Attention Mechanism
An Attention Mechanism is a neural network component within a memory augmented neural network that allows the model to dynamically focus on certain parts of its input or its own internal state (memory) that are most relevant for performing a given task
- AKA: Neural Attention Model, Neural Network Attention System.
- Context:
- It can (typically) be part of a Neural Network with Attention Mechanism.
- It can (typically) utilize an Attention Pattern Matrix that encodes the pairwise relevance between tokens, allowing the model to selectively focus on different parts of the input when updating each token's representation.

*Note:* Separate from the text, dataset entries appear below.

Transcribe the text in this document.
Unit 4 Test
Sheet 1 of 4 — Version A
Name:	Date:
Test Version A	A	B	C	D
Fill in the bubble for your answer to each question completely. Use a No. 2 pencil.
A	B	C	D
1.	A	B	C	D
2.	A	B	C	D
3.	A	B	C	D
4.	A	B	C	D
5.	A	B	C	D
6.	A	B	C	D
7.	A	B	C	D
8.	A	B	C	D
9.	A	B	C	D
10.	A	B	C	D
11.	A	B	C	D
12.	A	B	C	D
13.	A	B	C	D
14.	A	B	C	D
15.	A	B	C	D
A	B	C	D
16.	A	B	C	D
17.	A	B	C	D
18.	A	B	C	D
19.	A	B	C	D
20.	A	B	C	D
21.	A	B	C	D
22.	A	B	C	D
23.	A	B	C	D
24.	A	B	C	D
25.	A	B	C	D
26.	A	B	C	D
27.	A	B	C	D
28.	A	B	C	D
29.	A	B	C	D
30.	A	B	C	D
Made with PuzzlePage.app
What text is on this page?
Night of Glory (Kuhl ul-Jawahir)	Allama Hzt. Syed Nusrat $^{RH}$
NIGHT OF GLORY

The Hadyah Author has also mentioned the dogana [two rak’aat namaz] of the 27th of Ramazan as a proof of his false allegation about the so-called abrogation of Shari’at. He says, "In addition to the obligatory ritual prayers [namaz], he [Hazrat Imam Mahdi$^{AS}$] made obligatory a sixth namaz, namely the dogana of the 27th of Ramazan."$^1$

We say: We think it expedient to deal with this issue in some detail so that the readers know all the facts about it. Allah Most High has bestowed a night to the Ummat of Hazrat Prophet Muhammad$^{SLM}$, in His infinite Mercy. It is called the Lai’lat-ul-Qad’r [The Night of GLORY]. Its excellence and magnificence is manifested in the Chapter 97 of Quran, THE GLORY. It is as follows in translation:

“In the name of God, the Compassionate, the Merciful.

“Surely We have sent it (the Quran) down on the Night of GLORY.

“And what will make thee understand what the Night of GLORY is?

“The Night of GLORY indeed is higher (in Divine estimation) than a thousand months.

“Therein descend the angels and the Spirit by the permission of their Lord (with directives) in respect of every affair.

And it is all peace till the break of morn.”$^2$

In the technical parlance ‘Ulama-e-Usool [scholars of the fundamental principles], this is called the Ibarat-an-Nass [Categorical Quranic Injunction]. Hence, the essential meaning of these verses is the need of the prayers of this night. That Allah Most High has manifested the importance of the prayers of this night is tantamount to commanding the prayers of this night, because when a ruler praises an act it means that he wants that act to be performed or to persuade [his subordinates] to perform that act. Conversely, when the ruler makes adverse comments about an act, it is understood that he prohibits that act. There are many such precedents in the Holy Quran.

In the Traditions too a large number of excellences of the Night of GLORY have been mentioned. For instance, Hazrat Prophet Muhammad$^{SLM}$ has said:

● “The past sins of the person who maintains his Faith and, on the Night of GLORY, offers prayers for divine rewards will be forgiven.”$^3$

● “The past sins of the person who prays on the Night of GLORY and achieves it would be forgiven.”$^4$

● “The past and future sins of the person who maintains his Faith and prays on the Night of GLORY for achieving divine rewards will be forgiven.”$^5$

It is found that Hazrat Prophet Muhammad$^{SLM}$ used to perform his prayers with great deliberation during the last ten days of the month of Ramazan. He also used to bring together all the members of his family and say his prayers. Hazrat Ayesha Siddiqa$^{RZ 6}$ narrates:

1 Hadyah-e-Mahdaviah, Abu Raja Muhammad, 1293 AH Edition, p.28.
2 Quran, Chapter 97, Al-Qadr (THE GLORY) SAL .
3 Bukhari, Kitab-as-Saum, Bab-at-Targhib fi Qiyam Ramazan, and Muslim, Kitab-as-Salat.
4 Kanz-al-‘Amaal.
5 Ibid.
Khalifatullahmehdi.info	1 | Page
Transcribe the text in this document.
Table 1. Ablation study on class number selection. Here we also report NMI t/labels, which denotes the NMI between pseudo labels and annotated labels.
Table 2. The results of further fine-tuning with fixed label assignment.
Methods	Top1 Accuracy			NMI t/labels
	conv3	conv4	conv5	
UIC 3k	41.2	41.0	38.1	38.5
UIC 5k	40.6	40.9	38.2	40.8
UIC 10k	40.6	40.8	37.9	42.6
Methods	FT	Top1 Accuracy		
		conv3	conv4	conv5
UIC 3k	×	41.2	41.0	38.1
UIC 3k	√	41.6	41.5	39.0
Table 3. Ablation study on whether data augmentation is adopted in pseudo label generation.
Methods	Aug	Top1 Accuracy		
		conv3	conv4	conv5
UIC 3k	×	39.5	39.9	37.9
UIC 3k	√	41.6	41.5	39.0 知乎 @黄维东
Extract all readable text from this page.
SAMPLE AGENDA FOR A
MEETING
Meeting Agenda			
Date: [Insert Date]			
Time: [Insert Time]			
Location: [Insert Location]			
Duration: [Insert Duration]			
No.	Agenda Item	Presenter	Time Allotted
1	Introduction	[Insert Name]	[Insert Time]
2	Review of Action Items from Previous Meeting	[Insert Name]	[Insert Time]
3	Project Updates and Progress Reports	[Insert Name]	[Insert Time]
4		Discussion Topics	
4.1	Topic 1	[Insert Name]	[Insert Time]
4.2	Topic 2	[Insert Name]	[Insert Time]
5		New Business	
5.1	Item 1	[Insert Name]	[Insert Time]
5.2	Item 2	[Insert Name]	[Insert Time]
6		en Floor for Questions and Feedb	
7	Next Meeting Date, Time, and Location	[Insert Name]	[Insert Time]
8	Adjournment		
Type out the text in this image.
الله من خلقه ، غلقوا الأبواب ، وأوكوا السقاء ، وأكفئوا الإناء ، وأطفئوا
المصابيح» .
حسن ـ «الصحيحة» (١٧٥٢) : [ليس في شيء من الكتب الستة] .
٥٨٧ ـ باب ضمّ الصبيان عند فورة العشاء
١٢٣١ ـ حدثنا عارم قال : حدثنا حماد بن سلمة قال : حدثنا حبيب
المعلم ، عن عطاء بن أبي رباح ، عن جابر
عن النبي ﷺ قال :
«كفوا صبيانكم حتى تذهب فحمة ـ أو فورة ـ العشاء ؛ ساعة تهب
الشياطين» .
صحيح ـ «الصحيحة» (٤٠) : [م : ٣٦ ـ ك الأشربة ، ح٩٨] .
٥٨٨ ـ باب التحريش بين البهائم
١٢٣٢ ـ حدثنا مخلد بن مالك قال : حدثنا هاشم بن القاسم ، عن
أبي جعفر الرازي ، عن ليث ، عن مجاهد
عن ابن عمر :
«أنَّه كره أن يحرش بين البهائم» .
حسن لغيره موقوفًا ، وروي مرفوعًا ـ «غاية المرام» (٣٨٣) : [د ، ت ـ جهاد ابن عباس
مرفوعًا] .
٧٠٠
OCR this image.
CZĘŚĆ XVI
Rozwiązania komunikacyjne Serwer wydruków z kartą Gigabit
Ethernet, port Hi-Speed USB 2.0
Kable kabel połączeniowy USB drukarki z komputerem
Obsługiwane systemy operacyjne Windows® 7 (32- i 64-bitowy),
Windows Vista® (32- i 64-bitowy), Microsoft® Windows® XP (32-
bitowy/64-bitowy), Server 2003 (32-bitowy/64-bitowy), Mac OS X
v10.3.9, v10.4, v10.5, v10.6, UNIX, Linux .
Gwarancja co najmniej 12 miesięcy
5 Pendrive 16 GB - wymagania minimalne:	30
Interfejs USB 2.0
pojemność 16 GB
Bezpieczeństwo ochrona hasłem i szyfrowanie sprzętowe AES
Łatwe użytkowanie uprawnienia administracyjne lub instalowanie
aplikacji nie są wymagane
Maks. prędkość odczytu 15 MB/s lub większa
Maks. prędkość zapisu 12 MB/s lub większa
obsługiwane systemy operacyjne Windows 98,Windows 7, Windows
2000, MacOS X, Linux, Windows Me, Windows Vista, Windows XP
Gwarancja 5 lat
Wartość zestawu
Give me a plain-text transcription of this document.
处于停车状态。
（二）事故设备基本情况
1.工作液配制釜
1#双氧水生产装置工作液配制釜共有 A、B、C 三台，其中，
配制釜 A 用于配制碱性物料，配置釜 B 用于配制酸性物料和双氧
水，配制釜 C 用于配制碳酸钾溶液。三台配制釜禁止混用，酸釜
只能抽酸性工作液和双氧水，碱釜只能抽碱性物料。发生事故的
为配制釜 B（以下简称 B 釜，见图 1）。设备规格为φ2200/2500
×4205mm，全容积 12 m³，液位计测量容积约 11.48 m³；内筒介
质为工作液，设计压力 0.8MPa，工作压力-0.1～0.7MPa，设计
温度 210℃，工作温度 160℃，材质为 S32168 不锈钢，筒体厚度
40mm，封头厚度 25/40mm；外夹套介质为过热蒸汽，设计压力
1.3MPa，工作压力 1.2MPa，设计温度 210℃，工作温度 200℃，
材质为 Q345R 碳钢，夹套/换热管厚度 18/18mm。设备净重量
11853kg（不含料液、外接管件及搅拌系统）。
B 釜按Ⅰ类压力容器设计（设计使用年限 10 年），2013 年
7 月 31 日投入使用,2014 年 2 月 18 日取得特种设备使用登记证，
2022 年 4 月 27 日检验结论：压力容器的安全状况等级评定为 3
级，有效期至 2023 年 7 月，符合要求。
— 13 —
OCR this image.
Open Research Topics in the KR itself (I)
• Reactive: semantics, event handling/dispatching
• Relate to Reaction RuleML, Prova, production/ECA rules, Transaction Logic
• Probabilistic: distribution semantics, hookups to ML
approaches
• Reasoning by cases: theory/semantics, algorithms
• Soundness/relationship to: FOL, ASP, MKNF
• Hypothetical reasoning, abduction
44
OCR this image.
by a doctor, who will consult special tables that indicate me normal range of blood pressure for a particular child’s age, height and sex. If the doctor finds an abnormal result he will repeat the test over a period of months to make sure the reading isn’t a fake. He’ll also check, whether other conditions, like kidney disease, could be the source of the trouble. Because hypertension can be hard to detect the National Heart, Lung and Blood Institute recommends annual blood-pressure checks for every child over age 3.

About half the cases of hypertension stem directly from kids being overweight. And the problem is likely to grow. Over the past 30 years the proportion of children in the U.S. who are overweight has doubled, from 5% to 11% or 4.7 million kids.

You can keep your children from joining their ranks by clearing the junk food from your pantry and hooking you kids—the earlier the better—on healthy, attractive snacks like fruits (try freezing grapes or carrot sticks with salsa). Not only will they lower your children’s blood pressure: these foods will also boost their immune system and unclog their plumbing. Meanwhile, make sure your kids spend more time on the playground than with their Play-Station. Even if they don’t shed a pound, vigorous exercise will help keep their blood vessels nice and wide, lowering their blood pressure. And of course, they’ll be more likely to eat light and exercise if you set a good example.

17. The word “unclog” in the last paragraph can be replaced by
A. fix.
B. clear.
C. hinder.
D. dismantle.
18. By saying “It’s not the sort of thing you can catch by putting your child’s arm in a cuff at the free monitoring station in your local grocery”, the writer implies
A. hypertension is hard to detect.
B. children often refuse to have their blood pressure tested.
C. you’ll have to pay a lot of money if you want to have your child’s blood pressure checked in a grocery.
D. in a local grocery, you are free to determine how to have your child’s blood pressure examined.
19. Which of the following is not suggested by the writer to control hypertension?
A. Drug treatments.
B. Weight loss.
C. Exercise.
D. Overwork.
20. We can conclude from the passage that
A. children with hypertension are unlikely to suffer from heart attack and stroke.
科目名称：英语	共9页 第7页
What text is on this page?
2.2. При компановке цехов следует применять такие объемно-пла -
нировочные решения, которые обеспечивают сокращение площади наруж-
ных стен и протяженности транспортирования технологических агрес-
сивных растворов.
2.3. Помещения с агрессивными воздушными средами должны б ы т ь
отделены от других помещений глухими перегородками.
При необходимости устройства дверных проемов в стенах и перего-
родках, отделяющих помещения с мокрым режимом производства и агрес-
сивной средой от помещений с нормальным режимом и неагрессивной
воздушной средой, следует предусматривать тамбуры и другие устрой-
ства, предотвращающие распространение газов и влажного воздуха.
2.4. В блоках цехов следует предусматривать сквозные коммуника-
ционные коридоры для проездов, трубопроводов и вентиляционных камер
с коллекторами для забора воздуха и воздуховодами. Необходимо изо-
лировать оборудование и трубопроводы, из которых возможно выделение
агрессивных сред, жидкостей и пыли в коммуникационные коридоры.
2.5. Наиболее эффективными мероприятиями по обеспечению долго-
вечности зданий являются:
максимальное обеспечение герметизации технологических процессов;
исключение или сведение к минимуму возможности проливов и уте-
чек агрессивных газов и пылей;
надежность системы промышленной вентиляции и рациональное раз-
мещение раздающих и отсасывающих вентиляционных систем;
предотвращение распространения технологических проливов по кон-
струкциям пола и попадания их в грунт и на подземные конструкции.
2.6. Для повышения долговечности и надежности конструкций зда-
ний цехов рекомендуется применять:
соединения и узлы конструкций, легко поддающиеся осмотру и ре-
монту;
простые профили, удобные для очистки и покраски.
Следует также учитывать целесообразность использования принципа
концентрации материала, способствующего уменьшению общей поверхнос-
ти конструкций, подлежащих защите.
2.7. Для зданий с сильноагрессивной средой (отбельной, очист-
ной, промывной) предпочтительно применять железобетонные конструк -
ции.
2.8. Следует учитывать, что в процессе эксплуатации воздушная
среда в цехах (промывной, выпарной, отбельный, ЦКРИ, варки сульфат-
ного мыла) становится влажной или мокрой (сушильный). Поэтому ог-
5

- It can (typically) compute Attention Scores between query vectors (representing the current state) and key vectors (representing the input elements), which are then normalized using a softmax function to obtain attention weights.
- It can (typically) use the computed Attention Weights to take a weighted sum of value vectors, which correspond to the input elements, to obtain a context vector that captures the most relevant information for the current state.
- It can (typically) update its Query Vectors, Key Vectors, and Value Vectors through learnable linear transformations, allowing the model to adapt and learn the most suitable representations for the given task during training.
- It can be described by a Neural Network Attention Function, which mathematically defines how attention scores are computed.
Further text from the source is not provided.